Mohorič has accomplished something even rarer than winning an Olympic gold medal. A kind of sitting position was named after him. Mohorič already noticed when he was a junior that he didn’t sit on the saddle during the descent, but rested his sit bones on the top tube of the frame, the tip of the saddle pressed into his back. So he made his body so small that he minimized wind resistance. Later, many copied this downhill style. However, the world association UCI banned the “Mohorič position” from the 2021 season on the grounds that it represented a dangerous example for young people.

Despite being in a safe position, Mohorič twice almost fell into the ditch on the Poggio descent, but saved himself with impressive steering skills. Arrived on the last flat section, the Via Roma, he put on a thick gear ratio and pedaled no longer fluently, but with maximum power. The pursuers, in turn, did not agree on a joint hunt. The group was too big and the balance of power in the sprint was too different. In the last left turn, the chain slipped through the leading Slovenian, but he caught it again. Frenchman Anthony Turgis, who had been torn from behind, almost caught up with him in the last meters.

Mohorič pointed to his saddle as he cheered at the finish line.
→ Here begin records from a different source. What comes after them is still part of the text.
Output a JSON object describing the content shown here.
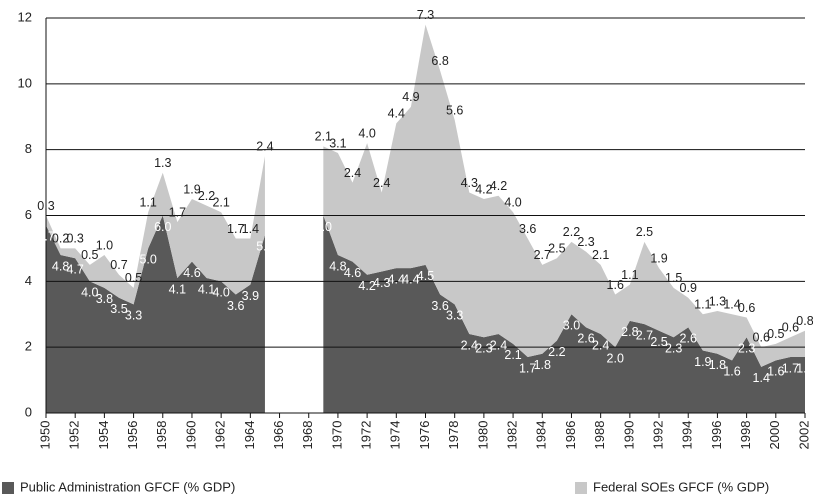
{
  "chart_data": {
    "type": "stacked_area",
    "x": [
      1950,
      1951,
      1952,
      1953,
      1954,
      1955,
      1956,
      1957,
      1958,
      1959,
      1960,
      1961,
      1962,
      1963,
      1964,
      1965,
      1966,
      1967,
      1968,
      1969,
      1970,
      1971,
      1972,
      1973,
      1974,
      1975,
      1976,
      1977,
      1978,
      1979,
      1980,
      1981,
      1982,
      1983,
      1984,
      1985,
      1986,
      1987,
      1988,
      1989,
      1990,
      1991,
      1992,
      1993,
      1994,
      1995,
      1996,
      1997,
      1998,
      1999,
      2000,
      2001,
      2002
    ],
    "series": [
      {
        "name": "Public Administration GFCF (% GDP)",
        "color": "#595959",
        "label_color": "#ffffff",
        "values": [
          5.7,
          4.8,
          4.7,
          4.0,
          3.8,
          3.5,
          3.3,
          5.0,
          6.0,
          4.1,
          4.6,
          4.1,
          4.0,
          3.6,
          3.9,
          5.4,
          null,
          null,
          null,
          6.0,
          4.8,
          4.6,
          4.2,
          4.3,
          4.4,
          4.4,
          4.5,
          3.6,
          3.3,
          2.4,
          2.3,
          2.4,
          2.1,
          1.7,
          1.8,
          2.2,
          3.0,
          2.6,
          2.4,
          2.0,
          2.8,
          2.7,
          2.5,
          2.3,
          2.6,
          1.9,
          1.8,
          1.6,
          2.3,
          1.4,
          1.6,
          1.7,
          1.7
        ],
        "value_labels": [
          "5.7",
          "4.8",
          "4.7",
          "4.0",
          "3.8",
          "3.5",
          "3.3",
          "5.0",
          "6.0",
          "4.1",
          "4.6",
          "4.1",
          "4.0",
          "3.6",
          "3.9",
          "5.4",
          null,
          null,
          null,
          "6.0",
          "4.8",
          "4.6",
          "4.2",
          "4.3",
          "4.4",
          "4.4",
          "4.5",
          "3.6",
          "3.3",
          "2.4",
          "2.3",
          "2.4",
          "2.1",
          "1.7",
          "1.8",
          "2.2",
          "3.0",
          "2.6",
          "2.4",
          "2.0",
          "2.8",
          "2.7",
          "2.5",
          "2.3",
          "2.6",
          "1.9",
          "1.8",
          "1.6",
          "2.3",
          "1.4",
          "1.6",
          "1.7",
          "1.7"
        ]
      },
      {
        "name": "Federal SOEs GFCF (% GDP)",
        "color": "#c8c8c8",
        "label_color": "#222222",
        "values": [
          0.3,
          0.2,
          0.3,
          0.5,
          1.0,
          0.7,
          0.5,
          1.1,
          1.3,
          1.7,
          1.9,
          2.2,
          2.1,
          1.7,
          1.4,
          2.4,
          null,
          null,
          null,
          2.1,
          3.1,
          2.4,
          4.0,
          2.4,
          4.4,
          4.9,
          7.3,
          6.8,
          5.6,
          4.3,
          4.2,
          4.2,
          4.0,
          3.6,
          2.7,
          2.5,
          2.2,
          2.3,
          2.1,
          1.6,
          1.1,
          2.5,
          1.9,
          1.5,
          0.9,
          1.1,
          1.3,
          1.4,
          0.6,
          0.6,
          0.5,
          0.6,
          0.8
        ],
        "value_labels": [
          "0.3",
          "0.2",
          "0.3",
          "0.5",
          "1.0",
          "0.7",
          "0.5",
          "1.1",
          "1.3",
          "1.7",
          "1.9",
          "2.2",
          "2.1",
          "1.7",
          "1.4",
          "2.4",
          null,
          null,
          null,
          "2.1",
          "3.1",
          "2.4",
          "4.0",
          "2.4",
          "4.4",
          "4.9",
          "7.3",
          "6.8",
          "5.6",
          "4.3",
          "4.2",
          "4.2",
          "4.0",
          "3.6",
          "2.7",
          "2.5",
          "2.2",
          "2.3",
          "2.1",
          "1.6",
          "1.1",
          "2.5",
          "1.9",
          "1.5",
          "0.9",
          "1.1",
          "1.3",
          "1.4",
          "0.6",
          "0.6",
          "0.5",
          "0.6",
          "0.8"
        ]
      }
    ],
    "xlim": [
      1950,
      2002
    ],
    "xticks": [
      1950,
      1952,
      1954,
      1956,
      1958,
      1960,
      1962,
      1964,
      1966,
      1968,
      1970,
      1972,
      1974,
      1976,
      1978,
      1980,
      1982,
      1984,
      1986,
      1988,
      1990,
      1992,
      1994,
      1996,
      1998,
      2000,
      2002
    ],
    "ylim": [
      0,
      12
    ],
    "yticks": [
      0,
      2,
      4,
      6,
      8,
      10,
      12
    ],
    "grid": true
  }
}
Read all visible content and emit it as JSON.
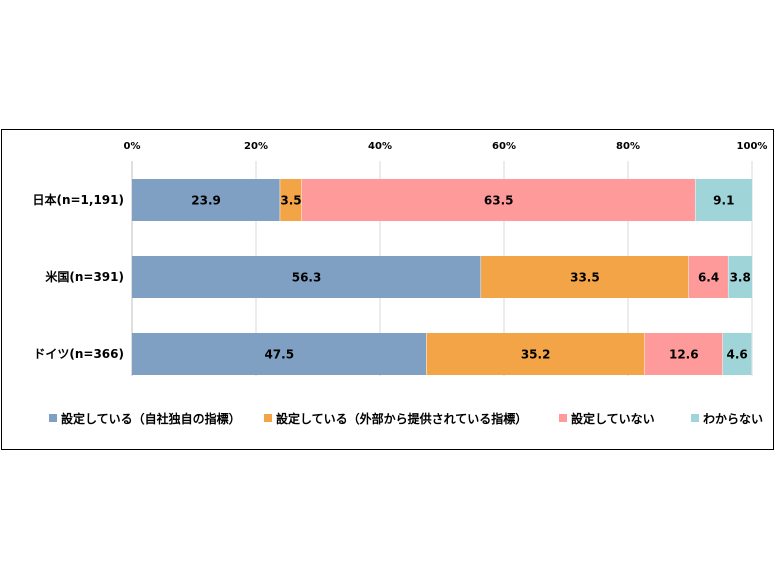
{
  "chart_data": {
    "type": "bar",
    "orientation": "horizontal",
    "stacked": true,
    "title": "",
    "xlabel": "",
    "ylabel": "",
    "xlim": [
      0,
      100
    ],
    "x_ticks": [
      "0%",
      "20%",
      "40%",
      "60%",
      "80%",
      "100%"
    ],
    "x_tick_values": [
      0,
      20,
      40,
      60,
      80,
      100
    ],
    "x_axis_position": "top",
    "grid": true,
    "legend_position": "bottom",
    "categories": [
      "日本(n=1,191)",
      "米国(n=391)",
      "ドイツ(n=366)"
    ],
    "series": [
      {
        "name": "設定している（自社独自の指標）",
        "color": "#7f9fc3",
        "values": [
          23.9,
          56.3,
          47.5
        ],
        "labels": [
          "23.9",
          "56.3",
          "47.5"
        ]
      },
      {
        "name": "設定している（外部から提供されている指標）",
        "color": "#f2a446",
        "values": [
          3.5,
          33.5,
          35.2
        ],
        "labels": [
          "3.5",
          "33.5",
          "35.2"
        ]
      },
      {
        "name": "設定していない",
        "color": "#ff9a9a",
        "values": [
          63.5,
          6.4,
          12.6
        ],
        "labels": [
          "63.5",
          "6.4",
          "12.6"
        ]
      },
      {
        "name": "わからない",
        "color": "#9fd4d8",
        "values": [
          9.1,
          3.8,
          4.6
        ],
        "labels": [
          "9.1",
          "3.8",
          "4.6"
        ]
      }
    ]
  }
}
In order to get the best possible aerodynamic result on the descent, Mohorič has installed an adjustable seat post: “I could now adjust myself with a finger movement on the switch whether I sit lower or higher. On the one hand, this ensures a more aerodynamic position and, on the other hand, more safety , when I put the saddle back up,” said Mohoric after the race.

Mohorič is also known for unusual victory poses. Last year, after winning his second stage of the Tour de France, he put his index finger in front of his mouth. Doping experts had previously questioned the performance of Mohorič, the Slovenians and Mohorič’s team Bahrain Victorious. He wanted them to stop this, the Slovenian justified his jubilation. Doping hunter Antoine Vayer said after the SZ incident that Mohorič was playing like a “mafia boss”: “Just like Lance Armstrong once did.”